One way to store a secret across sessions is with environment variables. Environment variables, or envvars for short, are a cross platform way of passing information to processes. For passing envvars to R, you can list name-value pairs in a file called .Renviron in your home directory. The easiest way to edit it is to run:

file.edit("~/.Renviron")

The file looks something like

PATH = “path” VAR1 = “value1” VAR2 = “value2” And you can access the values in R using Sys.getenv():

Sys.getenv("VAR1")
#> [1] "value1"

Note that .Renviron is only processed on startup, so you’ll need to restart R to see changes.

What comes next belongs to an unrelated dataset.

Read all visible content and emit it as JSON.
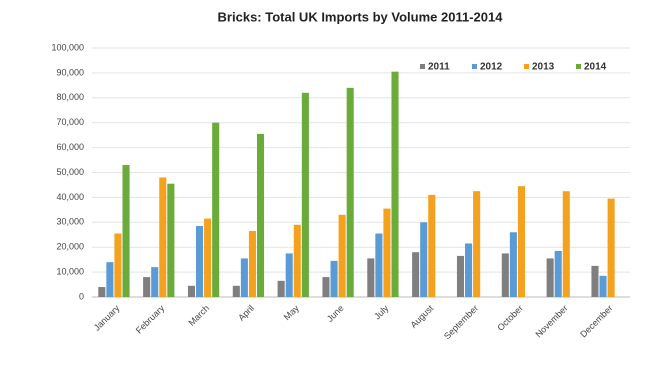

Another option is to use Sys.setenv and Sys.getenv:

# I used the first line to store my CENSUS API key in .Renviron
#   after uncommenting - should only need to run one time
# Sys.setenv("CENSUS_KEY" = "my census api key pasted here")
# my_census_api_key <- Sys.getenv("CENSUS_KEY")

On Your Own

  1. Write a for loop to obtain the Hennepin County data from 2017-2021

  2. Write a function to give choices about year, county, and variables

  3. Use your function from (2) along with map and list_rbind to build a data set for Rice county for the years 2019-2021

One more example using an API key

Here’s an example of getting data from a website that attempts to make imdb movie data available as an API.

Initial instructions:

  • go to omdbapi.com under the API Key tab and request a free API key
  • store your key as discussed earlier
  • explore the examples at omdbapi.com

We will first obtain data about the movie Coco from 2017.

myapikey <- Sys.getenv("OMDB_KEY")

# Find url exploring examples at omdbapi.com
url <- str_c("http://www.omdbapi.com/?t=Coco&y=2017&apikey=", myapikey)

coco <- GET(url)   # coco holds response from server
coco               # Status of 200 is good!

details <- content(coco, "parse")   
details                         # get a list of 25 pieces of information
details$Year                    # how to access details
details[[2]]                    # since a list, another way to access

Now build a data set for a collection of movies

# Must figure out pattern in URL for obtaining different movies
#  - try searching for others
movies <- c("Coco", "Wonder+Woman", "Get+Out", 
            "The+Greatest+Showman", "Thor:+Ragnarok")

# Set up empty tibble
omdb <- tibble(Title = character(), Rated = character(), Genre = character(),
       Actors = character(), Metascore = double(), imdbRating = double(),
       BoxOffice = double())

# Use for loop to run through API request process 5 times,
#   each time filling the next row in the tibble
#  - can do max of 1000 GETs per day
for(i in 1:5) {
  url <- str_c("http://www.omdbapi.com/?t=",movies[i],
               "&apikey=", myapikey)
  Sys.sleep(0.5)
  onemovie <- GET(url)
  details <- content(onemovie, "parse")
  omdb[i,1] <- details$Title
  omdb[i,2] <- details$Rated
  omdb[i,3] <- details$Genre
  omdb[i,4] <- details$Actors
  omdb[i,5] <- parse_number(details$Metascore)
  omdb[i,6] <- parse_number(details$imdbRating)
  omdb[i,7] <- parse_number(details$BoxOffice)   # no $ and ,'s
}

omdb

#  could use stringr functions to further organize this data - separate 
#    different genres, different actors, etc.

On Your Own (continued)

  1. (Based on final project by Mary Wu and Jenna Graff, MSCS 264, Spring 2024). Start with a small data set on 56 national parks from kaggle, and supplement with columns for the park address (a single column including address, city, state, and zip code) and a list of available activities (a single character column with activities separated by commas) from the park websites themselves.

Preliminaries:

np_kaggle <- read_csv("~/264_fall_2024/Data/parks.csv")
Rows: 56 Columns: 6
── Column specification ────────────────────────────────────────────────────────
Delimiter: ","
chr (3): Park Code, Park Name, State
dbl (3): Acres, Latitude, Longitude

ℹ Use `spec()` to retrieve the full column specification for this data.
ℹ Specify the column types or set `show_col_types = FALSE` to quiet this message.